Un marché dominé par l’Amérique du Nord, l’Ecosse et l’Irlande, l’industrie du whisky aux Etats-Unis est en train de s’élargir, reconnaissant la qualité des spiritueux en provenance d’autres pays comme le Japon, l’Inde et la France. S’appuyant sur la notion fondamentalement française de terroir, les whiskies français, distillés à partir d’ingrédients locaux, s’imposent progressivement sur le marché américain.
La France consomme plus de whisky que tout autre pays au monde : les Français boivent une moyenne de 2,15 litres par an (contre 1,4 litre pour les Américains). La majorité est importée d’Ecosse, mais les alcooliers français ont commencé à s’intéresser au vaste marché national en produisant du whisky français à destination des consommateurs Français. C’est exactement ce que Jean-Marc et Charles Daucourt, un oncle et son neveu nés à Angoulême dans une famille de producteurs de cognac, avaient en tête il y a vingt ans, lorsqu’ils se mirent à produire du whisky en utilisant les ingrédients trouvés à proximité de la distillerie familiale. De conception et production entièrement françaises, ils nommèrent leur produit Bastille 1789.

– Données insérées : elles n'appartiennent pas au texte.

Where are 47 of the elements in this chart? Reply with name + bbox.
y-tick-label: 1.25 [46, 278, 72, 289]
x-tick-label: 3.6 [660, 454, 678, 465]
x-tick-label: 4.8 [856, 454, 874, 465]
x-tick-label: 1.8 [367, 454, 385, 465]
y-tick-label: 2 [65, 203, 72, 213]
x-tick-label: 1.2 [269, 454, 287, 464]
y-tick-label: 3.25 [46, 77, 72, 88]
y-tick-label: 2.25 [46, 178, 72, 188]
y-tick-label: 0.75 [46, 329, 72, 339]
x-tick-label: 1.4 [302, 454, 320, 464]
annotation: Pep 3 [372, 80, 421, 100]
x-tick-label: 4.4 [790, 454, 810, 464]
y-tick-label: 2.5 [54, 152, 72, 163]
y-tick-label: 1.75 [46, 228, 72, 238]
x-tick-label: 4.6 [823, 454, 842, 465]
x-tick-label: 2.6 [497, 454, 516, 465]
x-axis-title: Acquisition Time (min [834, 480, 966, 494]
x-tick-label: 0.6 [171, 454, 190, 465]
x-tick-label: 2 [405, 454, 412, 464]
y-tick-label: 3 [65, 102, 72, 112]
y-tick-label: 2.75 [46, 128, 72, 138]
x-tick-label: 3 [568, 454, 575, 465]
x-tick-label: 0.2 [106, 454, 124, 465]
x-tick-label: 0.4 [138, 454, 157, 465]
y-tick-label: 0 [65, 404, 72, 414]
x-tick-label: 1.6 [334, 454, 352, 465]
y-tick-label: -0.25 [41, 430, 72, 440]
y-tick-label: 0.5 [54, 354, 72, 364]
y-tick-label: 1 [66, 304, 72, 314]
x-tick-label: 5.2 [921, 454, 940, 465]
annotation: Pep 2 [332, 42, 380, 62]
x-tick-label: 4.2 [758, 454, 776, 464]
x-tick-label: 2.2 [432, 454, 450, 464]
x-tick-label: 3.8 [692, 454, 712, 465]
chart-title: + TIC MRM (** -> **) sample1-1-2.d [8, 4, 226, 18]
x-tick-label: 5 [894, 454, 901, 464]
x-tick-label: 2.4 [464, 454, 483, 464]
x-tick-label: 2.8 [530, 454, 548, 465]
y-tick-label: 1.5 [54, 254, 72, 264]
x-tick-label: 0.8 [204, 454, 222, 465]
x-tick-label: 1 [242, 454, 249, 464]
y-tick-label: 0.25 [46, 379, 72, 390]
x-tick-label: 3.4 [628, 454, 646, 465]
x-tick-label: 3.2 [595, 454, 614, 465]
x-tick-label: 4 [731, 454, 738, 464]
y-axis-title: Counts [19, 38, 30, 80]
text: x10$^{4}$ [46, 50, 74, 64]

« La plupart des gens reconnaissent que nous [les Français] produisons des vins et des champagnes fantastiques ; il était donc parfaitement légitime que nous produisions du whisky français », explique Charles Daucourt, responsable de la marque aux Etats-Unis, où Bastille 1789 est commercialisé depuis 2010. « Le nord-est de la France produit d’excellents grains. De nombreuses distilleries écossaises et irlandaises viennent même en France pour s’y approvisionner. »
Le terroir français
En utilisant des techniques et des ingrédients locaux, les distillateurs français produisent du whisky représentatif du terroir français. Bastille 1789 est distillé dans des alambics charentais généralement utilisés pour fabriquer du cognac, un spiritueux à base de raisin provenant de la ville de Cognac, dans le sud-ouest de la France. Leur forme est différente de celle des alambics à colonne utilisés pour distiller du scotch ou du bourbon. Charles Daucourt utilise ensuite les vieux fûts à cognac de sa distillerie pour faire vieillir son whisky. « Je souhaitais reproduire le sentiment et les sensations que l’on ressent en buvant du vin rouge français », souligne-t-il en parlant de sa dernière composition, un whisky single malt. « Nous le faisons vieillir dans trois fûts individuels — Sauterne, Bourgogne rouge et sherry — pendant dix ans séparément, puis mélangeons le tout à la fin. »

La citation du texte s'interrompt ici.